Mr Captain Hook, I later discovered, is a real person, somewhere in America; a fellow conspiracy-theorist, and a man she met online, and not, as it turns out, a fictional pirate who lost a hand to a crocodile while being taunted by a flying boy.


“Bravo!” I said loudly, amidst the applause on the riverbank - though not loudly enough to be interpreted. Then I turned to Sammy and remarked on how ‘dramatic’ my sister can be. Sammy smiled back, pleasantly. I wondered what might have happened if we had announced our relationship to the world like that. Later on we both remarked how different me and my three siblings actually are.


This was the first time I’d seen all my family together in this whole season! There were my nephews, tall and thirteen, cackling with secret laughter at all the things thirteen year old boys usually cackle about, before disappearing up the trees that needed to be climbed. There was my other sister, quiet and confident, with relationship news of her own she could never dream of annunciating thank you very much, to the world, at a family picnic. There were the Intrepids in their garden chairs, smiling serenely; the real king and queen of the feast. And there were my aunty and uncle, looking on silently and thoughtfully.


It was all rather like you might picture heaven, but heaven if you were sort of dreaming it. All those months of missing your loved ones, ending with a sunlit reunion on a beautiful day. It seemed like the perfect denouement. After a while, my younger sister arrived, beaming and joyful and stylish as she always is, with her youngest in sun-hat and shorts. A cheer went up, as it should. I wonder sometimes whether we all carry little pieces of heaven with us, and it’s those pieces that light up with joy whenever they recognise another piece. This felt a little bit like that.

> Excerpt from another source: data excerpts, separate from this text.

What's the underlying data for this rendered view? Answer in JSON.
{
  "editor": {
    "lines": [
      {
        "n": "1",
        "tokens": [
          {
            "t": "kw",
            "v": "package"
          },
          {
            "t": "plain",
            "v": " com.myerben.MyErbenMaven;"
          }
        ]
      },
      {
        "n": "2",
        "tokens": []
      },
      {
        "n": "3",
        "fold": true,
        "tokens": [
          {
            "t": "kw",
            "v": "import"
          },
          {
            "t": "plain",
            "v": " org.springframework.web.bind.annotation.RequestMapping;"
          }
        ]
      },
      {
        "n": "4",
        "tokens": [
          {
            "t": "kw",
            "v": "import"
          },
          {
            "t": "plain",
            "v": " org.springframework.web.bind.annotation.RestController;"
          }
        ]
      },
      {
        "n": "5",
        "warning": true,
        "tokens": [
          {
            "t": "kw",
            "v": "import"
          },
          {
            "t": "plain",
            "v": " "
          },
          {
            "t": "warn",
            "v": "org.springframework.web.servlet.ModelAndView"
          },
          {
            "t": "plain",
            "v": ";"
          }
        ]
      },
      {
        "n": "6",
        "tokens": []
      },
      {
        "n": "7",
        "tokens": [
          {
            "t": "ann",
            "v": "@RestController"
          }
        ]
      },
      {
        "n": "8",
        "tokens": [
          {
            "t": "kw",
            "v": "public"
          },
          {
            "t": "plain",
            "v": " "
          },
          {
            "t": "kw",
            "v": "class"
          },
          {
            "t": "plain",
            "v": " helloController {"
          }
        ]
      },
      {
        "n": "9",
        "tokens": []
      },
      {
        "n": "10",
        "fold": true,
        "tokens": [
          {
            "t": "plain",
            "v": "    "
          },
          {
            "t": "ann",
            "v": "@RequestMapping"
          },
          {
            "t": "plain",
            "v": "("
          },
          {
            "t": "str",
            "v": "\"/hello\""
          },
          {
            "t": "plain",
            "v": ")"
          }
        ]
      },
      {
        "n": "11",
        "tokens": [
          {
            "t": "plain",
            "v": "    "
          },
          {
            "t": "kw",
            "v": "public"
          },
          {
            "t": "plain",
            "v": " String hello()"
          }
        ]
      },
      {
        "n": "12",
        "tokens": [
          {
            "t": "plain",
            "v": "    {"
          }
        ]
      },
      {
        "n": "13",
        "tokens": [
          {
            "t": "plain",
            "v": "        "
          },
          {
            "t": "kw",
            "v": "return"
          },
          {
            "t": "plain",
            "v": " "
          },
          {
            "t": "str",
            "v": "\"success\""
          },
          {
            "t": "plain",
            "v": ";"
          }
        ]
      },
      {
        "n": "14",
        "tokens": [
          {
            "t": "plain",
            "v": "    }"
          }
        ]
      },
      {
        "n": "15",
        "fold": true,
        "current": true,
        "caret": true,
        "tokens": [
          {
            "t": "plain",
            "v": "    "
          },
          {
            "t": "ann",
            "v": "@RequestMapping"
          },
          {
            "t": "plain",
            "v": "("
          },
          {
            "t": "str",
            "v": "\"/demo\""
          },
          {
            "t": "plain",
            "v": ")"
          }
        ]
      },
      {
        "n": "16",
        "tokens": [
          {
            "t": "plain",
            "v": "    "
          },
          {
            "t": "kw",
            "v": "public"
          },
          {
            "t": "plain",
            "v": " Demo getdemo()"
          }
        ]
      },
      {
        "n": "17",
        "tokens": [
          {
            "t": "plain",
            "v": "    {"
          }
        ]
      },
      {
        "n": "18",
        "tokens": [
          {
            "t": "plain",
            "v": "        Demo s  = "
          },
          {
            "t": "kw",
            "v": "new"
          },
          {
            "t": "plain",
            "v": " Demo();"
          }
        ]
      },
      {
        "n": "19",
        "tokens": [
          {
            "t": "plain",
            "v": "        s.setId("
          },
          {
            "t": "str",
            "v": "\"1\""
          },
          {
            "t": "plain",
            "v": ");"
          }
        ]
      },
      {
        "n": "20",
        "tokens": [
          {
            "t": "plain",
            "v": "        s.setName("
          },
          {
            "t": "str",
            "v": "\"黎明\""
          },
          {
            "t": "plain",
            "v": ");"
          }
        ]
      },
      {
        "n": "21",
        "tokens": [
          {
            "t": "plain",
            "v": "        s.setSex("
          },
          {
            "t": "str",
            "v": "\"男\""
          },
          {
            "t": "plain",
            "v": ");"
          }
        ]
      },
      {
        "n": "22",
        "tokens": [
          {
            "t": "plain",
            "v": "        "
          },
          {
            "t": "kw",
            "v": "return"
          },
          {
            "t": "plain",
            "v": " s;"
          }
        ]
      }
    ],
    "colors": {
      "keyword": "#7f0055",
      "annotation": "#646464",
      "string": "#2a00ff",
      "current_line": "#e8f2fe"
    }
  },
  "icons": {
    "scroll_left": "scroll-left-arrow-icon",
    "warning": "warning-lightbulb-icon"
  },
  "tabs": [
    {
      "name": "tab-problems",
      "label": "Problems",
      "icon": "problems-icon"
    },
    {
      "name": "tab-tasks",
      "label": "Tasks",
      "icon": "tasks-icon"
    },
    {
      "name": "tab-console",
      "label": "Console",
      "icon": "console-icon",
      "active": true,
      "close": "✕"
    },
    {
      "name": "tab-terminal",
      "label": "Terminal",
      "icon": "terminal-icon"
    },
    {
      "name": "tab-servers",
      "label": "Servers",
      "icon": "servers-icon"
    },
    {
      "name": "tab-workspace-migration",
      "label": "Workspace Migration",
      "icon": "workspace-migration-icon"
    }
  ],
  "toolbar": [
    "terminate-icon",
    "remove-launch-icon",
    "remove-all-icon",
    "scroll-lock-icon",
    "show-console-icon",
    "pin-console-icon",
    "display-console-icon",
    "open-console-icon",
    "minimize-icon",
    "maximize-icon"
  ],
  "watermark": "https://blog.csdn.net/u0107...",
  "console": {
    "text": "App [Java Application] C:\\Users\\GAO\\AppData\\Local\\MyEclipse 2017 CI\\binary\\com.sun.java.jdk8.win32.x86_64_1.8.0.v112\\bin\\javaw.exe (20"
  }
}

We weren’t there for long; perhaps an hour or so. After a while I got too hot and regretted throwing on jeans and a shirt. I had a little overcrowding-anxiety too, which I’ll be honest, took me by surprise. Sammy and I left as politely as possible and walked back to the car in the afternoon sunshine, talking about how great an invention family is. She, thinking about hers, I pondering mine.


I’ve missed that connection with my sisters: the cool one, the quiet one, the controversial one. I’ve missed the being-together that’s been so instrumental in our keeping-it-together.


Picnic blanket under one arm, shadows falling ahead on the grass. I squeezed Sammy’s hand. She squeezed back. And deep inside me, a little piece of joy lit up like Christmas and holidays and birthdays all rolled into one.